On Saturday, I woke up early to take the light rail down to Tukwila International Boulevard Station and take the A Line of RapidRide down to Federal Way Transit Center. It was the first day of operations for RapidRide, and while I'm not nearly as wonky as the good folks at Seattle Transit Blog—read their account of RapidRide here—I am a bit of a transit nerd in that I like to try out new public transportation options as soon as they're available.
And to hear King County tell it, RapidRide is the next big thing. The A Line is the first in a series of 6 bus rapid transit (BRT) lines that will be opening in and around Seattle and Bellevue between now and 2013. (Here's a PDF map of all the lines.) The selling points: BRT runs frequently (every ten minutes during peak times, every fifteen minutes for the rest of the day, every half hour late nights, and the bus stops will be equipped with real time information about the arrival of the next bus); is more accessible for the handicapped and infirm; will come equipped with sensors that will cause traffic lights to favor the buses (green lights will stay green for longer); and all the payment is done at the dedicated bus stop "stations," which means that all three bus doors will open at every stop, supposedly solving the bottleneck-at-the-front problem Metro currently has. The stops, too, are spaced further apart—about a half-mile apiece.

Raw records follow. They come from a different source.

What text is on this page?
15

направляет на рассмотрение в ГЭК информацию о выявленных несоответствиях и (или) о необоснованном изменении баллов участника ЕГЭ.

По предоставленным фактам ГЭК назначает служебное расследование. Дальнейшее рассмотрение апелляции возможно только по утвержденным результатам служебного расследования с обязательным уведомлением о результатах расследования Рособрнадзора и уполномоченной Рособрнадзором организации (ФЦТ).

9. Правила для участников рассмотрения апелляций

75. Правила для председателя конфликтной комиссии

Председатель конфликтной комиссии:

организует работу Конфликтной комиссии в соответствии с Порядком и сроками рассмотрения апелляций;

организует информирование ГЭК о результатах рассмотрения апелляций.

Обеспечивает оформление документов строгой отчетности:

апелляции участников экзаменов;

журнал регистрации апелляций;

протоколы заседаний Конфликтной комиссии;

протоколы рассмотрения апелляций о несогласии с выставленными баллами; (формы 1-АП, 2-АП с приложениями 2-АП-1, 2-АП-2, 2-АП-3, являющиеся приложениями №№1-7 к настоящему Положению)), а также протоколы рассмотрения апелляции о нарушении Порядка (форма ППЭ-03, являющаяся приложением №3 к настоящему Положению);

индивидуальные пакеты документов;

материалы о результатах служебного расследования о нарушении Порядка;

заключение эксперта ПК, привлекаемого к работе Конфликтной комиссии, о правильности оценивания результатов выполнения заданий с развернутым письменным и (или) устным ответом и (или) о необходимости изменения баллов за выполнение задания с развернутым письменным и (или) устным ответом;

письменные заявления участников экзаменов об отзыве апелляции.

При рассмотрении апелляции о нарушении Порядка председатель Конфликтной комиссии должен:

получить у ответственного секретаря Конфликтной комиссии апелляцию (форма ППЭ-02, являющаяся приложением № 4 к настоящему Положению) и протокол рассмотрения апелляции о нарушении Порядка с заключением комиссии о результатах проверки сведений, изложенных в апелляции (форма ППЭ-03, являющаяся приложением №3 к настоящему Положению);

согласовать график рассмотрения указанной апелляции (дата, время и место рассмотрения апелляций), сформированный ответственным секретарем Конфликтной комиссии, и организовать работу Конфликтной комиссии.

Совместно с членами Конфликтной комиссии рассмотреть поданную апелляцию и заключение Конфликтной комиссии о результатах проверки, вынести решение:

The rapid part is all in theory right now. As I understand it, the traffic-light-changing technology was not up and running yet, and there were of course a lot of first-day glitches (the A Line replaces the old 174 route, and confused regular 174 riders were waiting at the decommissioned stops), which made the RapidRide trip to Federal Way Transit Center about forty minutes long. (According to schedules, the 174 took 45 minutes to do the same route.) And while the people who will depend on the A Line for their rush-hour commuting will no doubt become very good at boarding and deboarding quickly and in the pay-at-the-station style RapidRide requests, there will no doubt always be a series of confused people who will need the experience explained to them.
The bottom line is this: Except for the shiny, fancy stations at each stop, the RapidRide experience is basically the exact same as riding the bus anywhere else in Seattle. It may shave minutes off the trip—which, don't get me wrong, is important!—but it's still going to get stuck in traffic jams, it's still going to fall prey to problematic riders, and it's not going to change anyone's mind about taking the bus in Seattle. The thing that worries me is that anti-transit politicians will point to BRT as a reason why we don't need light rail service in Seattle, and that's bullshit. BRT will hopefully alleviate some rush-hour commuting problems Seattle is facing, but it should just be one item on a broader menu of options, including rail and streetcars. It's not a solution to transit problems.
Still, I really enjoyed the opportunity to spend the afternoon walking around Federal Way. Did you know that the World Championship of Sand Sculpting is going on there right now? And that the Federal Way Commons—a mall with lots sad-looking closed storefronts—has a pretty nifty arcade and a big movie theater? And that they have a creepy Mormon thrift store (side note to Mormons: I know it's your history and all, but has it ever occurred to you that making a beehive your logo sends a really disturbing message to outsiders?) And lots of Canadian geese? This kind of exploration—22 miles from my house and back, for $4, round trip—is why I think public transit is awesome.